The regulatory interaction between the mitochondria and the nucleus is important for health, disease and evolution

Mitochondria are central for eukaryote cellular metabolism. As during evolution most genes were transferred from the mitochondria to the host genome, it is required to coordinate the function and regulation of mitochondrial DNA (mtDNA) and nuclear DNA (nDNA)-encoded genes to maintain mitochondrial function. Although we previously showed that coordinated mtDNA-nDNA gene expression occurs across multiple human tissues, the underlying mechanism and physiological importance are poorly understood. We have analyzed both single cells and bulk RNA-seq generated from COVID19 patients and controls, collected from both blood and upper airway samples. First, we found reduction in mtDNA gene expression in patient blood samples, especially in cells belonging to the immune system. Secondly, such reduced gene expression associated with reduced expression of the mitochondrial RNA polymerase and altered expression of two candidate regulators of mtDNA gene expression – c-Jun and JunD, for which we showed in vivo mtDNA binding and impact on mtDNA gene expression. This challenges the thought that mito-nuclear communication occurs solely via signaling. Third, the reduced mtDNA gene expression was accompanied by weakly elevated expression of some nDNA-encoded oxidative phosphorylation genes, a significantly elevated expression of glycolysis enzymes, and ROS-scavenging factors.
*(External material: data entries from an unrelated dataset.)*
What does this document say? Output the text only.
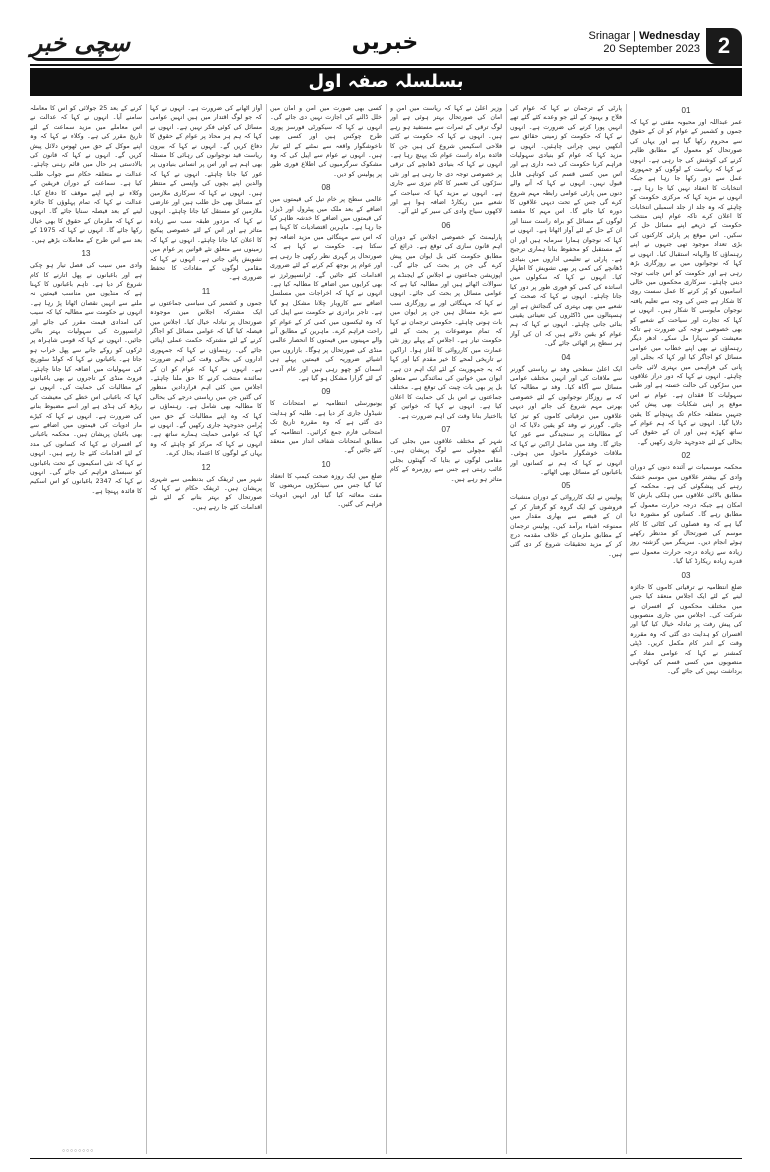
سچی خبر	خبریں	Srinagar | Wednesday
20 September 2023 2
بسلسلہ صفہ اول
01

عمر عبداللہ اور محبوبہ مفتی نے کہا کہ جموں و کشمیر کے عوام کو ان کے حقوق سے محروم رکھا گیا ہے اور یہاں کی صورتحال کو معمول کے مطابق ظاہر کرنے کی کوشش کی جا رہی ہے۔ انہوں نے کہا کہ ریاست کے لوگوں کو جمہوری عمل سے دور رکھا جا رہا ہے جبکہ انتخابات کا انعقاد نہیں کیا جا رہا ہے۔ انہوں نے مزید کہا کہ مرکزی حکومت کو چاہئے کہ وہ جلد از جلد اسمبلی انتخابات کا اعلان کرے تاکہ عوام اپنی منتخب حکومت کے ذریعے اپنے مسائل حل کر سکیں۔ اس موقع پر پارٹی کارکنوں کی بڑی تعداد موجود تھی جنہوں نے اپنے رہنماؤں کا والہانہ استقبال کیا۔ انہوں نے کہا کہ نوجوانوں میں بے روزگاری بڑھ رہی ہے اور حکومت کو اس جانب توجہ دینی چاہئے۔ سرکاری محکموں میں خالی اسامیوں کو پُر کرنے کا عمل سست روی کا شکار ہے جس کی وجہ سے تعلیم یافتہ نوجوان مایوسی کا شکار ہیں۔ انہوں نے کہا کہ تجارت اور سیاحت کے شعبے کو بھی خصوصی توجہ کی ضرورت ہے تاکہ معیشت کو سہارا مل سکے۔ ادھر دیگر رہنماؤں نے بھی اپنے خطاب میں عوامی مسائل کو اجاگر کیا اور کہا کہ بجلی اور پانی کی فراہمی میں بہتری لائی جانی چاہئے۔ انہوں نے کہا کہ دور دراز علاقوں میں سڑکوں کی حالت خستہ ہے اور طبی سہولیات کا فقدان ہے۔ عوام نے اس موقع پر اپنی شکایات بھی پیش کیں جنہیں متعلقہ حکام تک پہنچانے کا یقین دلایا گیا۔ انہوں نے کہا کہ ہم عوام کے ساتھ کھڑے ہیں اور ان کے حقوق کی بحالی کے لئے جدوجہد جاری رکھیں گے۔

02

محکمہ موسمیات نے آئندہ دنوں کے دوران وادی کے بیشتر علاقوں میں موسم خشک رہنے کی پیشگوئی کی ہے۔ محکمہ کے مطابق بالائی علاقوں میں ہلکی بارش کا امکان ہے جبکہ درجہ حرارت معمول کے مطابق رہے گا۔ کسانوں کو مشورہ دیا گیا ہے کہ وہ فصلوں کی کٹائی کا کام موسم کی صورتحال کو مدنظر رکھتے ہوئے انجام دیں۔ سرینگر میں گزشتہ روز زیادہ سے زیادہ درجہ حرارت معمول سے قدرے زیادہ ریکارڈ کیا گیا۔

03

ضلع انتظامیہ نے ترقیاتی کاموں کا جائزہ لینے کے لئے ایک اجلاس منعقد کیا جس میں مختلف محکموں کے افسران نے شرکت کی۔ اجلاس میں جاری منصوبوں کی پیش رفت پر تبادلہ خیال کیا گیا اور افسران کو ہدایت دی گئی کہ وہ مقررہ وقت کے اندر کام مکمل کریں۔ ڈپٹی کمشنر نے کہا کہ عوامی مفاد کے منصوبوں میں کسی قسم کی کوتاہی برداشت نہیں کی جائے گی۔

پارٹی کے ترجمان نے کہا کہ عوام کی فلاح و بہبود کے لئے جو وعدے کئے گئے تھے انہیں پورا کرنے کی ضرورت ہے۔ انہوں نے کہا کہ حکومت کو زمینی حقائق سے آنکھیں نہیں چرانی چاہئیں۔ انہوں نے مزید کہا کہ عوام کو بنیادی سہولیات فراہم کرنا حکومت کی ذمہ داری ہے اور اس میں کسی قسم کی کوتاہی قابل قبول نہیں۔ انہوں نے کہا کہ آنے والے دنوں میں پارٹی عوامی رابطہ مہم شروع کرے گی جس کے تحت دیہی علاقوں کا دورہ کیا جائے گا۔ اس مہم کا مقصد لوگوں کے مسائل کو براہ راست سننا اور ان کے حل کے لئے آواز اٹھانا ہے۔ انہوں نے کہا کہ نوجوان ہمارا سرمایہ ہیں اور ان کے مستقبل کو محفوظ بنانا ہماری ترجیح ہے۔ پارٹی نے تعلیمی اداروں میں بنیادی ڈھانچے کی کمی پر بھی تشویش کا اظہار کیا۔ انہوں نے کہا کہ سکولوں میں اساتذہ کی کمی کو فوری طور پر دور کیا جانا چاہئے۔ انہوں نے کہا کہ صحت کے شعبے میں بھی بہتری کی گنجائش ہے اور ہسپتالوں میں ڈاکٹروں کی تعیناتی یقینی بنائی جانی چاہئے۔ انہوں نے کہا کہ ہم عوام کو یقین دلاتے ہیں کہ ان کی آواز ہر سطح پر اٹھائی جائے گی۔

04

ایک اعلیٰ سطحی وفد نے ریاستی گورنر سے ملاقات کی اور انہیں مختلف عوامی مسائل سے آگاہ کیا۔ وفد نے مطالبہ کیا کہ بے روزگار نوجوانوں کے لئے خصوصی بھرتی مہم شروع کی جائے اور دیہی علاقوں میں ترقیاتی کاموں کو تیز کیا جائے۔ گورنر نے وفد کو یقین دلایا کہ ان کے مطالبات پر سنجیدگی سے غور کیا جائے گا۔ وفد میں شامل اراکین نے کہا کہ ملاقات خوشگوار ماحول میں ہوئی۔ انہوں نے کہا کہ ہم نے کسانوں اور باغبانوں کے مسائل بھی اٹھائے۔

05

پولیس نے ایک کارروائی کے دوران منشیات فروشوں کے ایک گروہ کو گرفتار کر کے ان کے قبضے سے بھاری مقدار میں ممنوعہ اشیاء برآمد کیں۔ پولیس ترجمان کے مطابق ملزمان کے خلاف مقدمہ درج کر کے مزید تحقیقات شروع کر دی گئی ہیں۔

وزیر اعلیٰ نے کہا کہ ریاست میں امن و امان کی صورتحال بہتر ہوئی ہے اور لوگ ترقی کے ثمرات سے مستفید ہو رہے ہیں۔ انہوں نے کہا کہ حکومت نے کئی فلاحی اسکیمیں شروع کی ہیں جن کا فائدہ براہ راست عوام تک پہنچ رہا ہے۔ انہوں نے کہا کہ بنیادی ڈھانچے کی ترقی پر خصوصی توجہ دی جا رہی ہے اور نئی سڑکوں کی تعمیر کا کام تیزی سے جاری ہے۔ انہوں نے مزید کہا کہ سیاحت کے شعبے میں ریکارڈ اضافہ ہوا ہے اور لاکھوں سیاح وادی کی سیر کے لئے آئے۔

06

پارلیمنٹ کے خصوصی اجلاس کے دوران اہم قانون سازی کی توقع ہے۔ ذرائع کے مطابق حکومت کئی بل ایوان میں پیش کرے گی جن پر بحث کی جائے گی۔ اپوزیشن جماعتوں نے اجلاس کے ایجنڈے پر سوالات اٹھائے ہیں اور مطالبہ کیا ہے کہ عوامی مسائل پر بحث کی جائے۔ انہوں نے کہا کہ مہنگائی اور بے روزگاری سب سے بڑے مسائل ہیں جن پر ایوان میں بات ہونی چاہئے۔ حکومتی ترجمان نے کہا کہ تمام موضوعات پر بحث کے لئے حکومت تیار ہے۔ اجلاس کے پہلے روز نئی عمارت میں کارروائی کا آغاز ہوا۔ اراکین نے تاریخی لمحے کا خیر مقدم کیا اور کہا کہ یہ جمہوریت کے لئے ایک اہم دن ہے۔ ایوان میں خواتین کی نمائندگی سے متعلق بل پر بھی بات چیت کی توقع ہے۔ مختلف جماعتوں نے اس بل کی حمایت کا اعلان کیا ہے۔ انہوں نے کہا کہ خواتین کو بااختیار بنانا وقت کی اہم ضرورت ہے۔

07

شہر کے مختلف علاقوں میں بجلی کی آنکھ مچولی سے لوگ پریشان ہیں۔ مقامی لوگوں نے بتایا کہ گھنٹوں بجلی غائب رہتی ہے جس سے روزمرہ کے کام متاثر ہو رہے ہیں۔

کسی بھی صورت میں امن و امان میں خلل ڈالنے کی اجازت نہیں دی جائے گی۔ انہوں نے کہا کہ سیکورٹی فورسز پوری طرح چوکس ہیں اور کسی بھی ناخوشگوار واقعہ سے نمٹنے کے لئے تیار ہیں۔ انہوں نے عوام سے اپیل کی کہ وہ مشکوک سرگرمیوں کی اطلاع فوری طور پر پولیس کو دیں۔

08

عالمی سطح پر خام تیل کی قیمتوں میں اضافے کے بعد ملک میں پیٹرول اور ڈیزل کی قیمتوں میں اضافے کا خدشہ ظاہر کیا جا رہا ہے۔ ماہرین اقتصادیات کا کہنا ہے کہ اس سے مہنگائی میں مزید اضافہ ہو سکتا ہے۔ حکومت نے کہا ہے کہ صورتحال پر گہری نظر رکھی جا رہی ہے اور عوام پر بوجھ کم کرنے کے لئے ضروری اقدامات کئے جائیں گے۔ ٹرانسپورٹرز نے بھی کرایوں میں اضافے کا مطالبہ کیا ہے۔ انہوں نے کہا کہ اخراجات میں مسلسل اضافے سے کاروبار چلانا مشکل ہو گیا ہے۔ تاجر برادری نے حکومت سے اپیل کی کہ وہ ٹیکسوں میں کمی کر کے عوام کو راحت فراہم کرے۔ ماہرین کے مطابق آنے والے مہینوں میں قیمتوں کا انحصار عالمی منڈی کی صورتحال پر ہوگا۔ بازاروں میں اشیائے ضروریہ کی قیمتیں پہلے ہی آسمان کو چھو رہی ہیں اور عام آدمی کے لئے گزارا مشکل ہو گیا ہے۔

09

یونیورسٹی انتظامیہ نے امتحانات کا شیڈول جاری کر دیا ہے۔ طلبہ کو ہدایت دی گئی ہے کہ وہ مقررہ تاریخ تک امتحانی فارم جمع کرائیں۔ انتظامیہ کے مطابق امتحانات شفاف انداز میں منعقد کئے جائیں گے۔

10

ضلع میں ایک روزہ صحت کیمپ کا انعقاد کیا گیا جس میں سینکڑوں مریضوں کا مفت معائنہ کیا گیا اور انہیں ادویات فراہم کی گئیں۔

آواز اٹھانے کی ضرورت ہے۔ انہوں نے کہا کہ جو لوگ اقتدار میں ہیں انہیں عوامی مسائل کی کوئی فکر نہیں ہے۔ انہوں نے کہا کہ ہم ہر محاذ پر عوام کے حقوق کا دفاع کریں گے۔ انہوں نے کہا کہ بیرون ریاست قید نوجوانوں کی رہائی کا مسئلہ بھی اہم ہے اور اس پر انسانی بنیادوں پر غور کیا جانا چاہئے۔ انہوں نے کہا کہ والدین اپنے بچوں کی واپسی کے منتظر ہیں۔ انہوں نے کہا کہ سرکاری ملازمین کے مسائل بھی حل طلب ہیں اور عارضی ملازمین کو مستقل کیا جانا چاہئے۔ انہوں نے کہا کہ مزدور طبقہ سب سے زیادہ متاثر ہے اور اس کے لئے خصوصی پیکیج کا اعلان کیا جانا چاہئے۔ انہوں نے کہا کہ زمینوں سے متعلق نئے قوانین پر عوام میں تشویش پائی جاتی ہے۔ انہوں نے کہا کہ مقامی لوگوں کے مفادات کا تحفظ ضروری ہے۔

11

جموں و کشمیر کی سیاسی جماعتوں نے ایک مشترکہ اجلاس میں موجودہ صورتحال پر تبادلہ خیال کیا۔ اجلاس میں فیصلہ کیا گیا کہ عوامی مسائل کو اجاگر کرنے کے لئے مشترکہ حکمت عملی اپنائی جائے گی۔ رہنماؤں نے کہا کہ جمہوری اداروں کی بحالی وقت کی اہم ضرورت ہے۔ انہوں نے کہا کہ عوام کو ان کے نمائندے منتخب کرنے کا حق ملنا چاہئے۔ اجلاس میں کئی اہم قراردادیں منظور کی گئیں جن میں ریاستی درجے کی بحالی کا مطالبہ بھی شامل ہے۔ رہنماؤں نے کہا کہ وہ اپنے مطالبات کے حق میں پُرامن جدوجہد جاری رکھیں گے۔ انہوں نے کہا کہ عوامی حمایت ہمارے ساتھ ہے۔ انہوں نے کہا کہ مرکز کو چاہئے کہ وہ یہاں کے لوگوں کا اعتماد بحال کرے۔

12

شہر میں ٹریفک کی بدنظمی سے شہری پریشان ہیں۔ ٹریفک حکام نے کہا کہ صورتحال کو بہتر بنانے کے لئے نئے اقدامات کئے جا رہے ہیں۔

کرنے کے بعد 25 جولائی کو اس کا معاملہ سامنے آیا۔ انہوں نے کہا کہ عدالت نے اس معاملے میں مزید سماعت کے لئے تاریخ مقرر کی ہے۔ وکلاء نے کہا کہ وہ اپنے موکل کے حق میں ٹھوس دلائل پیش کریں گے۔ انہوں نے کہا کہ قانون کی بالادستی ہر حال میں قائم رہنی چاہئے۔ عدالت نے متعلقہ حکام سے جواب طلب کیا ہے۔ سماعت کے دوران فریقین کے وکلاء نے اپنے اپنے موقف کا دفاع کیا۔ عدالت نے کہا کہ تمام پہلوؤں کا جائزہ لینے کے بعد فیصلہ سنایا جائے گا۔ انہوں نے کہا کہ ملزمان کے حقوق کا بھی خیال رکھا جائے گا۔ انہوں نے کہا کہ 1975 کے بعد سے اس طرح کے معاملات بڑھے ہیں۔

13

وادی میں سیب کی فصل تیار ہو چکی ہے اور باغبانوں نے پھل اتارنے کا کام شروع کر دیا ہے۔ تاہم باغبانوں کا کہنا ہے کہ منڈیوں میں مناسب قیمتیں نہ ملنے سے انہیں نقصان اٹھانا پڑ رہا ہے۔ انہوں نے حکومت سے مطالبہ کیا کہ سیب کی امدادی قیمت مقرر کی جائے اور ٹرانسپورٹ کی سہولیات بہتر بنائی جائیں۔ انہوں نے کہا کہ قومی شاہراہ پر ٹرکوں کو روکے جانے سے پھل خراب ہو جاتا ہے۔ باغبانوں نے کہا کہ کولڈ سٹوریج کی سہولیات میں اضافہ کیا جانا چاہئے۔ فروٹ منڈی کے تاجروں نے بھی باغبانوں کے مطالبات کی حمایت کی۔ انہوں نے کہا کہ باغبانی اس خطے کی معیشت کی ریڑھ کی ہڈی ہے اور اسے مضبوط بنانے کی ضرورت ہے۔ انہوں نے کہا کہ کیڑے مار ادویات کی قیمتوں میں اضافے سے بھی باغبان پریشان ہیں۔ محکمہ باغبانی کے افسران نے کہا کہ کسانوں کی مدد کے لئے اقدامات کئے جا رہے ہیں۔ انہوں نے کہا کہ نئی اسکیموں کے تحت باغبانوں کو سبسڈی فراہم کی جائے گی۔ انہوں نے کہا کہ 2347 باغبانوں کو اس اسکیم کا فائدہ پہنچا ہے۔

○○○○○○○○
Taken together, these finding suggest that COVID19 patients display rewiring from mitochondrial energy production towards glycolysis especially in the immune system, and that such rewiring associates with departure from mito-nuclear co-regulation. As such departure occurs in other diseases as well, we suggest that coordinated mito-nuclear regulation constitutes a fundamental reporter for health condition.